|
|
Kandıramazsın beni!
Bir süredir İstanbul'la fazla haşır neşir olmuş bir İzmirli olarak en çok karşılaştığım soruyu ileteyim size? "Neden İstanbul'a gelmiyorsun?" Bu üç kelime, her tanıştığım İstanbullunun ağzından bir kez çıkıyor. İnsanoğlu böyledir işte... Artık ilk besin kaynağının çiğliğinden midir nedir, kendisi mutsuzsa, belki farkında olmadan, belki bilinçli, etrafındaki diğer insanları da ardından sürüklemek ister. Eğer evlenmiş ve aradığını bulamamışsa, etrafındaki bütün bekar arkadaşlarını baş göz etmek ister. Adeta kendi umutsuz durumuna bir "yancı" ara yani.

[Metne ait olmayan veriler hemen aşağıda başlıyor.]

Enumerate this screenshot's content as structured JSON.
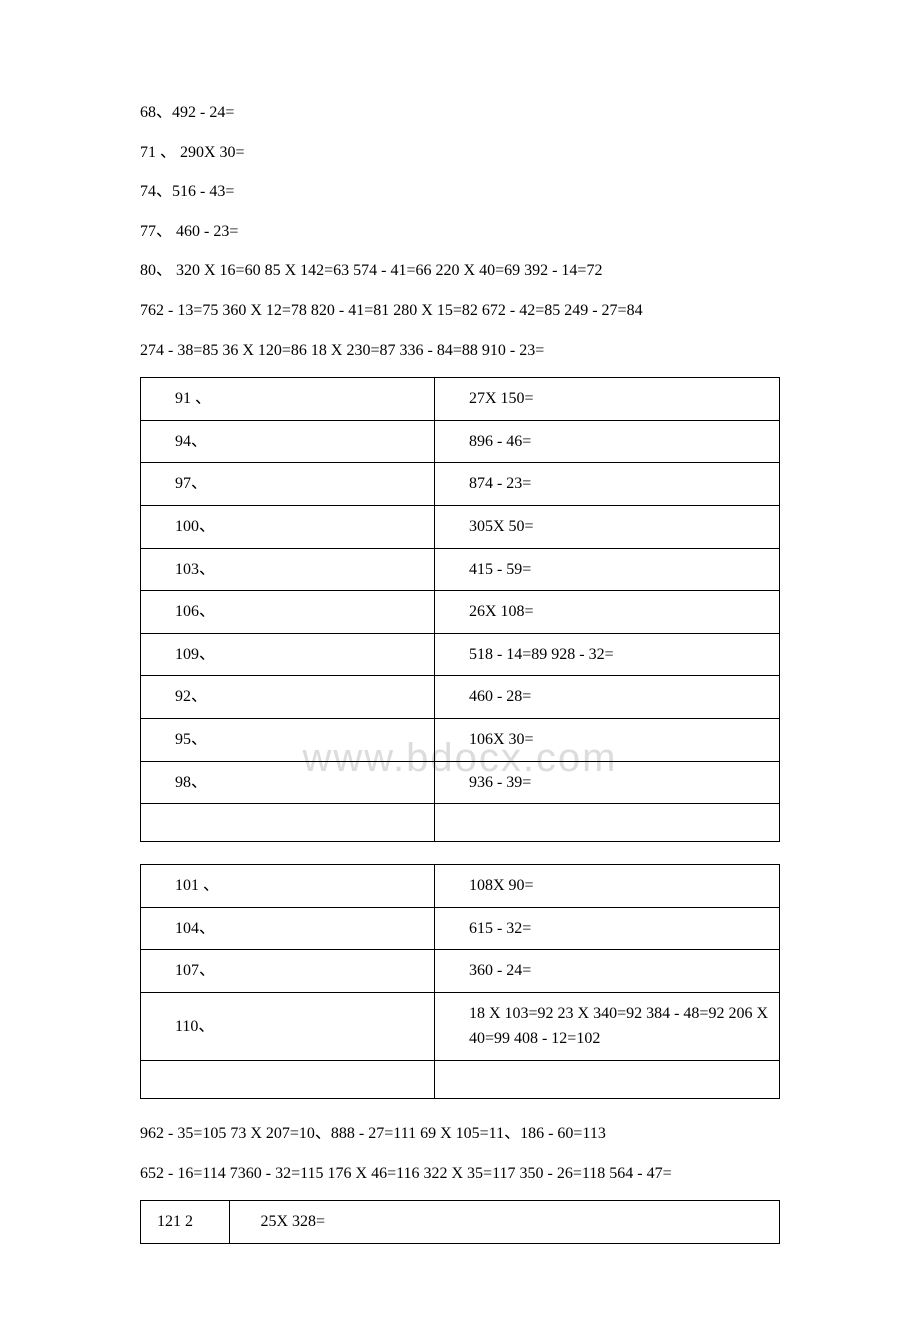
{
  "lines_top": [
    "68、492 - 24=",
    "71 、 290X 30=",
    "74、516 - 43=",
    "77、 460 - 23=",
    "80、 320 X 16=60 85 X 142=63 574 - 41=66 220 X 40=69 392 - 14=72",
    "762 - 13=75 360 X 12=78 820 - 41=81 280 X 15=82 672 - 42=85 249 - 27=84",
    "274 - 38=85 36 X 120=86 18 X 230=87 336 - 84=88 910 - 23="
  ],
  "table1": [
    {
      "left": "91 、",
      "right": "27X 150="
    },
    {
      "left": "94、",
      "right": "896 - 46="
    },
    {
      "left": "97、",
      "right": "874 - 23="
    },
    {
      "left": "100、",
      "right": "305X 50="
    },
    {
      "left": "103、",
      "right": "415 - 59="
    },
    {
      "left": "106、",
      "right": "26X 108="
    },
    {
      "left": "109、",
      "right": "518 - 14=89 928 - 32="
    },
    {
      "left": "92、",
      "right": "460 - 28="
    },
    {
      "left": "95、",
      "right": "106X 30="
    },
    {
      "left": "98、",
      "right": "936 - 39="
    },
    {
      "left": "",
      "right": ""
    }
  ],
  "table2": [
    {
      "left": "101 、",
      "right": "108X 90="
    },
    {
      "left": "104、",
      "right": "615 - 32="
    },
    {
      "left": "107、",
      "right": "360 - 24="
    },
    {
      "left": "110、",
      "right": "18 X 103=92 23 X 340=92 384 - 48=92 206 X 40=99 408 - 12=102"
    },
    {
      "left": "",
      "right": ""
    }
  ],
  "lines_mid": [
    "962 - 35=105 73 X 207=10、888 - 27=111 69 X 105=11、186 - 60=113",
    "652 - 16=114 7360 - 32=115 176 X 46=116 322 X 35=117 350 - 26=118 564 - 47="
  ],
  "table3": [
    {
      "left": "121 2",
      "right": "25X 328="
    }
  ],
  "watermark": "www.bdocx.com"
}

Eğer çocuklarından çok bunalmışa, evli olup da hala çekirdek aileyi oluşturamamış dostlarına ısrarla çocuk yapmaları için telkinde bulunur. Ya da yalnızlıktan çok bunalmış ve yana yıkıla aradığı sevgiliyi, bir türlü bulamamışsa, bulmuş olan arkadaşının ilişkisini bozabilmek için türlü numaralar çeker. Ne dedik? Bazen bilinçli, bazen bilinçdışı... Bu böyledir ama... İşte tanıştığım her İstanbullunun, "Neden İstanbul'a gelmiyorsun" sorusunun altında da, "Neden sen de bizim gibi yanmıyorsun?" sorusu yatıyor bence. Aman birader almayayım ben... Topu topu 2.5 saat önce İzmir'deki evimdeydim. Altı üstü 250 kilometre yol yapıp, Yalıkavak'taki minik fakirhaneme geldim. Dışarıda dalga sesleri... Gün batımı beni her zaman, hiç yazmadığım şiire yönlendirecek kadar romantik ve cilveli bir tavır içerisinde.. Evin önündeki kumsalda yaşayan kazlar sanki daha mı gürbüzleşmiş ne? Sesleri de pek neşeli çıkıyor bugün... Belki bizi özlemişlerdir, kimbilir! Birazdan evden çıkıp 50 adımda, yerken insanın keyiften gözlerini kapattığı karideslerle buluşacağım. Hem huzurun hem insana, insanlığa dair her türlü keyfin iliklerde hissedildiği bir bölgede yaşıyorum. Hepinizin, hepimizin bazen çok yakınlaşıp kaçırdığı, bazen hiç ulaşamayacakmış gibi umutsuzluğa kapıldığı... Daha ne isterim ki? Belamı mı? İstemem. Ben artık büyüdüm.